Der Oberste Gerichtshof hat als Revisionsrekursgericht in Arbeits‑ und Sozialrechtssachen durch den Senatspräsidenten des Obersten Gerichtshofs Dr. Hopf als Vorsitzenden und die Hofrätinnen des Obersten Gerichtshofs Dr. Fichtenau und Hon.‑Prof. Dr. Dehn in der Rechtssache der klagenden Partei * O*, vertreten durch Dr. Sebastian Lenz, Rechtsanwalt in Wien, gegen die beklagte Partei O*, wegen Feststellung eines aufrechten Dienstverhältnisses, in eventu Kündigungsanfechtung, über den Revisionsrekurs der klagenden Partei gegen den Beschluss des Oberlandesgerichts Wien als Rekursgericht in Arbeits‑ und Sozialrechtssachen vom 29. März 2021, GZ 7 Ra 52/19x‑33, mit dem dem Rekurs der klagenden Partei gegen den Beschluss des Arbeits‑ und Sozialgerichts Wien vom 22. Mai 2019, GZ 8 Cga 153/17b‑17, nicht Folge gegeben wurde, in nichtöffentlicher Sitzung den

Beschluss

gefasst:

European Case Law Identifier: ECLI:AT:OGH0002:2021:E132094

Rechtsgebiet: Zivilrecht

 

Spruch:

Der Revisionsrekurs der klagenden Partei wird zurückgewiesen.

 

Begründung:

[1] Der Kläger begehrt mit seiner beim Erstgericht eingebrachten Klage die Feststellung, dass er über den 5. 12. 2017 hinaus in einem ungekündigten Dienstverhältnis zur Beklagten (internationale Organisation) stehe, in eventu die Kündigung des Klägers durch die Beklagte vom 5. 12. 2017 für rechtsunwirksam zu erklären. Er begründete die Inanspruchnahme des Gerichts damit, dass ihm sonst kein faires Verfahren zur Verfügung stehe.

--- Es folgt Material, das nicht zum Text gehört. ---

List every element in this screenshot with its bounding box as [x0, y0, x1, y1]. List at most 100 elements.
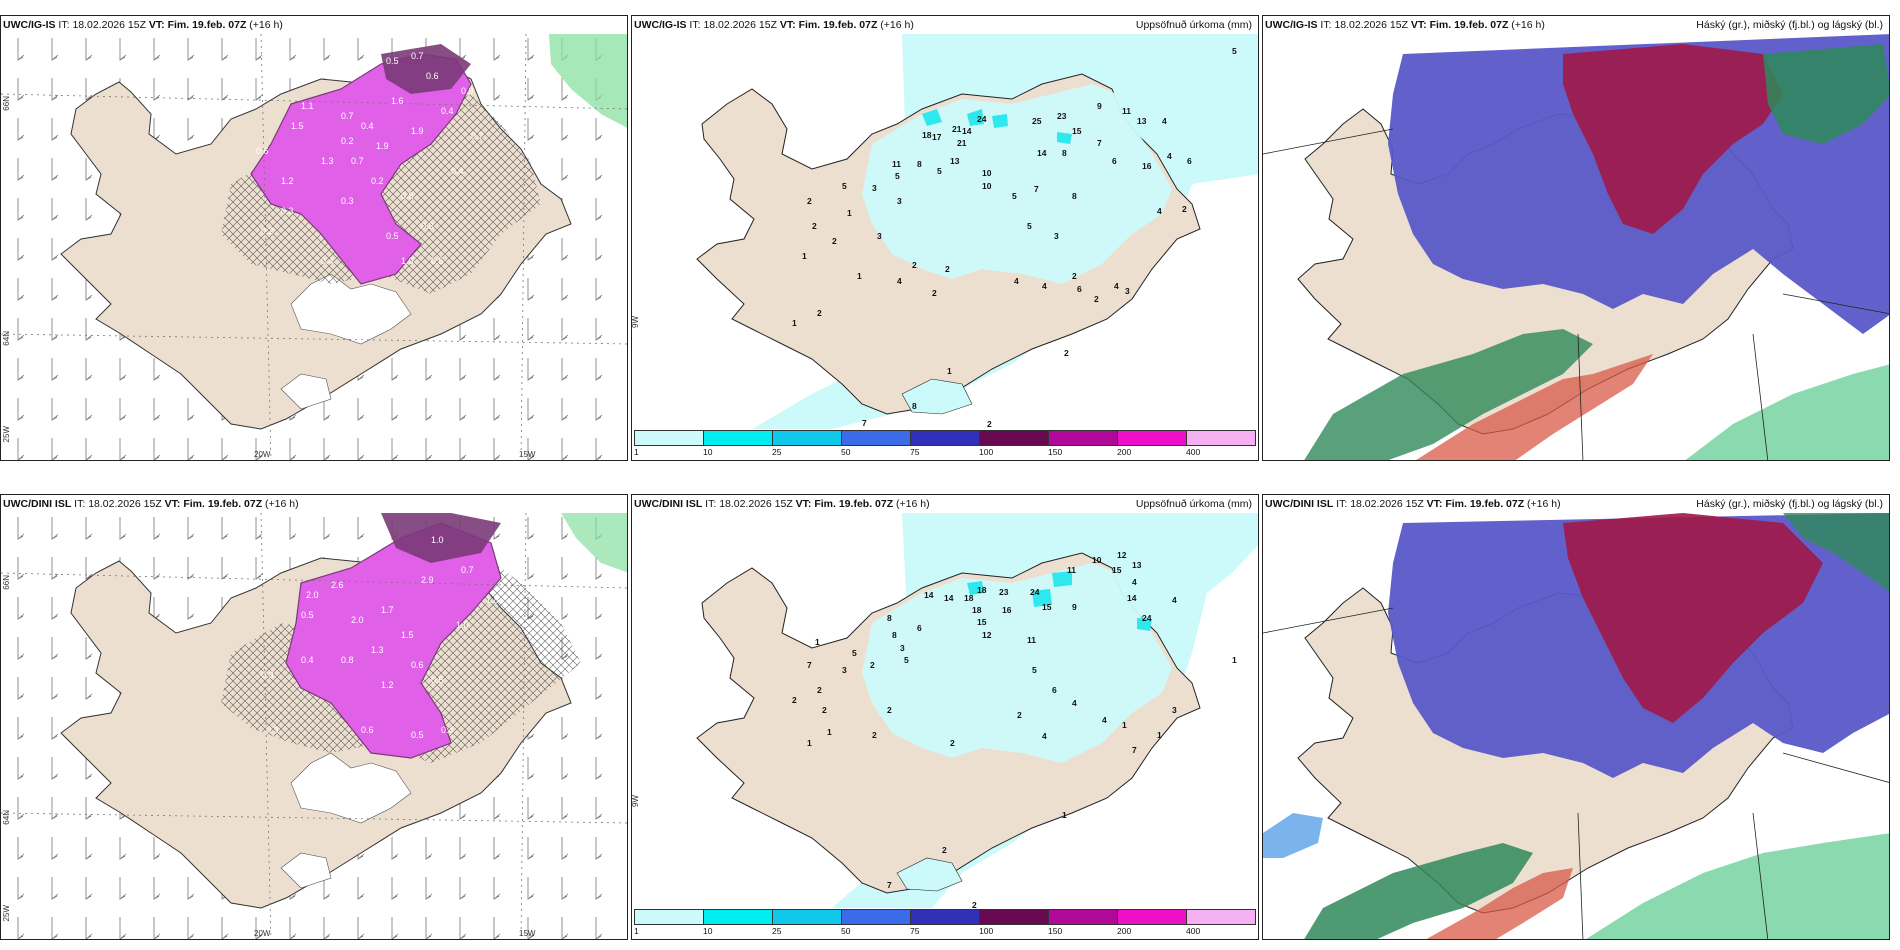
panel-title: Uppsöfnuð úrkoma (mm)	[1135, 498, 1252, 510]
svg-text:0.5: 0.5	[431, 256, 444, 266]
cloud-blue-southwest	[1263, 813, 1323, 858]
svg-text:24: 24	[1142, 613, 1152, 623]
svg-text:5: 5	[1027, 221, 1032, 231]
colorbar-swatch-25	[773, 431, 842, 445]
svg-text:16: 16	[1002, 605, 1012, 615]
svg-text:3: 3	[1125, 286, 1130, 296]
svg-text:2: 2	[1072, 271, 1077, 281]
svg-text:2: 2	[817, 308, 822, 318]
svg-text:0.5: 0.5	[386, 56, 399, 66]
cloud-low-area	[1763, 44, 1889, 144]
colorbar-tick-labels: 1 10 25 50 75 100 150 200 400	[634, 447, 1201, 457]
lon-label-9: 9W	[631, 795, 640, 807]
svg-text:4: 4	[1172, 595, 1177, 605]
colorbar-swatch-150	[1049, 910, 1118, 924]
svg-text:0.2: 0.2	[371, 176, 384, 186]
svg-text:2: 2	[942, 845, 947, 855]
lon-label-20: 20W	[254, 929, 271, 938]
svg-text:14: 14	[1127, 593, 1137, 603]
svg-text:3: 3	[897, 196, 902, 206]
colorbar-swatch-150	[1049, 431, 1118, 445]
panel-snow-map-top: UWC/IG-IS IT: 18.02.2026 15Z VT: Fim. 19…	[0, 15, 628, 461]
precip-land-area	[862, 563, 1172, 763]
svg-text:2: 2	[807, 196, 812, 206]
svg-text:21: 21	[957, 138, 967, 148]
colorbar-swatch-100	[980, 910, 1049, 924]
svg-text:6: 6	[1112, 156, 1117, 166]
precip-land-area	[862, 84, 1172, 284]
svg-text:2: 2	[1182, 204, 1187, 214]
svg-text:0.4: 0.4	[361, 121, 374, 131]
svg-text:0.7: 0.7	[461, 565, 474, 575]
svg-text:6: 6	[917, 623, 922, 633]
svg-text:0.6: 0.6	[411, 660, 424, 670]
colorbar-swatch-75	[911, 910, 980, 924]
svg-text:3: 3	[842, 665, 847, 675]
svg-text:0.4: 0.4	[441, 725, 454, 735]
svg-text:4: 4	[1102, 715, 1107, 725]
svg-text:5: 5	[1232, 46, 1237, 56]
colorbar-swatch-100	[980, 431, 1049, 445]
svg-text:2: 2	[817, 685, 822, 695]
svg-text:5: 5	[1032, 665, 1037, 675]
svg-text:18: 18	[922, 130, 932, 140]
svg-text:1.2: 1.2	[281, 176, 294, 186]
svg-text:14: 14	[1037, 148, 1047, 158]
svg-text:0.2: 0.2	[341, 136, 354, 146]
cloud-low-south-area	[1304, 329, 1593, 460]
lon-label-25: 25W	[2, 905, 11, 922]
svg-text:0.7: 0.7	[411, 51, 424, 61]
svg-text:3: 3	[1054, 231, 1059, 241]
svg-text:2: 2	[822, 705, 827, 715]
svg-text:1: 1	[1157, 730, 1162, 740]
panel-title: Uppsöfnuð úrkoma (mm)	[1135, 19, 1252, 31]
snow-labels: 0.5 0.7 0.6 0.4 0.2 1.1 1.6 0.4 1.5 1.3 …	[256, 51, 484, 266]
svg-text:1.6: 1.6	[391, 96, 404, 106]
colorbar-swatch-400	[1187, 431, 1255, 445]
svg-text:2: 2	[1094, 294, 1099, 304]
panel-cloud-map-bottom: UWC/DINI ISL IT: 18.02.2026 15Z VT: Fim.…	[1262, 494, 1890, 940]
colorbar-swatch-400	[1187, 910, 1255, 924]
svg-text:5: 5	[842, 181, 847, 191]
svg-text:9: 9	[1097, 101, 1102, 111]
svg-text:18: 18	[964, 593, 974, 603]
colorbar-swatch-10	[704, 431, 773, 445]
cloud-low-area	[1783, 513, 1889, 592]
svg-text:25: 25	[1032, 116, 1042, 126]
svg-text:7: 7	[1034, 184, 1039, 194]
svg-text:0.3: 0.3	[266, 725, 279, 735]
svg-text:1.9: 1.9	[376, 141, 389, 151]
colorbar-swatch-75	[911, 431, 980, 445]
svg-text:8: 8	[917, 159, 922, 169]
lon-label-20: 20W	[254, 450, 271, 459]
svg-text:1: 1	[792, 318, 797, 328]
svg-text:0.5: 0.5	[411, 730, 424, 740]
svg-text:7: 7	[887, 880, 892, 890]
svg-text:2: 2	[912, 260, 917, 270]
svg-text:6: 6	[1187, 156, 1192, 166]
panel-cloud-map-top: UWC/IG-IS IT: 18.02.2026 15Z VT: Fim. 19…	[1262, 15, 1890, 461]
svg-text:1.0: 1.0	[456, 620, 469, 630]
colorbar-swatch-200	[1118, 910, 1187, 924]
svg-text:1.5: 1.5	[291, 121, 304, 131]
svg-text:18: 18	[977, 585, 987, 595]
svg-text:1.9: 1.9	[411, 126, 424, 136]
svg-text:0.4: 0.4	[441, 106, 454, 116]
svg-text:1.3: 1.3	[371, 645, 384, 655]
svg-text:1: 1	[1232, 655, 1237, 665]
map-canvas: 1.0 2.0 2.6 2.9 0.7 1.7 0.5 2.0 1.5 1.0 …	[1, 513, 627, 939]
svg-text:2: 2	[872, 730, 877, 740]
precip-labels: 10 11 12 15 13 4 14 14 18 18 23 24 15 9 …	[792, 550, 1237, 908]
lon-label-25: 25W	[2, 426, 11, 443]
svg-text:13: 13	[950, 156, 960, 166]
svg-text:11: 11	[1067, 565, 1076, 575]
svg-text:0.7: 0.7	[471, 131, 484, 141]
svg-text:0.6: 0.6	[426, 71, 439, 81]
precip-white-areas	[280, 752, 412, 889]
svg-text:4: 4	[1072, 698, 1077, 708]
svg-text:4: 4	[1132, 577, 1137, 587]
svg-text:8: 8	[1062, 148, 1067, 158]
svg-text:5: 5	[895, 171, 900, 181]
svg-text:2.0: 2.0	[351, 615, 364, 625]
lat-label-64: 64N	[2, 810, 11, 825]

[2] Über Ersuchen des Erstgerichts wurde diesem die vom Bundesministerium für Europa, Integration und Äußeres eingeholte Erklärung der Beklagten übermittelt, nicht auf ihre Immunität zu verzichten.

[3] Das Erstgericht wies die Klage unter Verweis auf Art 9 des Amtssitzabkommens der Beklagten wegen fehlender inländischer Gerichtsbarkeit zurück.

[4] Der Verfassungsgerichtshof wies mit Beschluss vom 25. 11. 2020, SV 1/2019-30, SV 6/2020‑20, die auf Art 140a iVm Art 140 Abs 1 Z 1 lit d B‑VG gestützten Anträge des Klägers, Art 9 des Amtssitzabkommens (bzw eine Wortfolge) als verfassungswidrig aufzuheben, zurück.

[5] Das Rekursgericht gab dem gegen den Zurückweisungsbeschluss des Erstgerichts gerichteten Rekurs des Klägers unter ausführlicher Darlegung der Rechtsprechung keine Folge. Der Revisionsrekurs sei zulässig, weil sich in der der die Beklagte betreffenden Entscheidung 10 Ob 53/04y die zur Diskussion stehenden verfassungsrechtlichen Fragen nicht gestellt hätten und die Aussagen der Entscheidung 9 ObA 73/16z nicht auf die Beklagte bezogen gewesen seien.

[6] In seinem dagegen gerichteten Revisionsrekurs beantragt der Kläger, den angefochtenen Beschluss ersatzlos aufzuheben und dem Erstgericht die Fortsetzung des Verfahrens unter Abstandnahme vom gebrauchten Zurückweisungsgrund aufzutragen; in eventu, den Beschluss aufzuheben und dem Erstgericht eine neuerliche, nach Ergänzung des Verfahrens zu fällende Entscheidung aufzutragen.

Rechtliche Beurteilung

[7] Der Revisionsrekursist mangels einer Rechtsfrage von der Qualität des § 528 Abs 1 ZPO unzulässig.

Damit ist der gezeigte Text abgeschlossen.